4.7. Methodological Contributions and Applications

By integrating species distribution models (SDMs) with climate scenarios, this study provides a framework to assess tropical species’ resilience: (1) Generalizable tools: the approach can be extended to other ecologically or economically significant tropical flora facing climatic pressures. Global climate change, under high-emission scenarios, is likely to render some currently suitable habitats unsuitable, leading to niche contraction and distributional shifts for widespread tropical tree species. (2) Conservation insights: findings emphasize the need to incorporate climate projections into biodiversity strategies (e.g., protecting potential expansion zones, monitoring at-risk populations). By addressing the vulnerabilities of widespread and ecologically significant species like S. cochinchinensis, we can better safeguard the resilience of entire ecosystems in the face of global climate change.

5. Conclusions

This study reveals that Symplocos cochinchinensis, a widely distributed tropical tree species, exhibits significant shifts in habitat suitability under future climate scenarios, potentially involving migration to higher latitudes or elevations. Key bioclimatic factors, particularly precipitation during the wettest month and temperature in the wettest quarter, strongly influence its distribution. While marginally suitable habitats may decline, the species shows adaptability by expanding into newly favorable areas, suggesting a capacity for ecological resilience despite climate stressors, but it also highlights the vulnerability of its current habitats to climate-induced stressors.

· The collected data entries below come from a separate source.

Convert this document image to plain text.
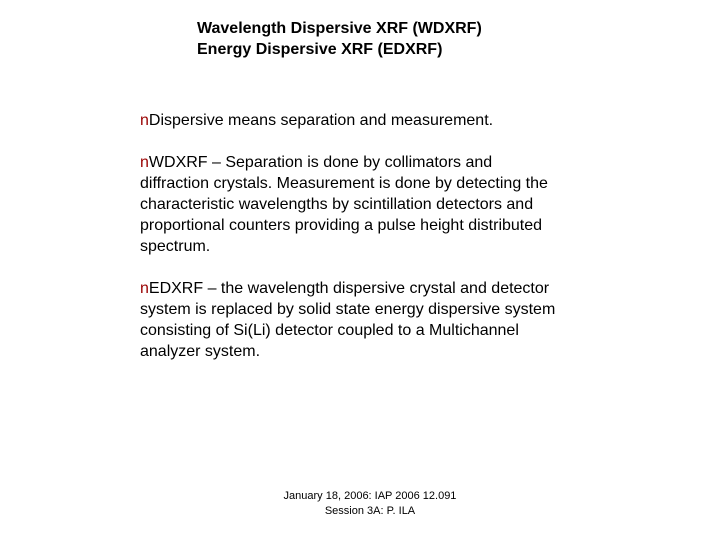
Wavelength Dispersive XRF (WDXRF)
Energy Dispersive XRF (EDXRF)

nDispersive means separation and measurement.

nWDXRF – Separation is done by collimators and diffraction crystals. Measurement is done by detecting the characteristic wavelengths by scintillation detectors and proportional counters providing a pulse height distributed spectrum.

nEDXRF – the wavelength dispersive crystal and detector system is replaced by solid state energy dispersive system consisting of Si(Li) detector coupled to a Multichannel analyzer system.

January 18, 2006: IAP 2006 12.091
Session 3A: P. ILA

The findings highlight the importance of integrating climate projections into conservation strategies for tropical ecosystems. As a widespread species, S. cochinchinensis plays a crucial role in maintaining ecosystem stability and supporting biodiversity; its potential decline or redistribution could disrupt ecological processes and degrade habitat quality for dependent species. These results serve as a broader warning for similar tropical tree species facing climate change threats. By identifying potential refugia and future suitable habitats, this research supports targeted reforestation efforts and the protection of biodiversity corridors, ultimately helping to mitigate cascading ecological impacts and preserve ecosystem functions in a changing climate.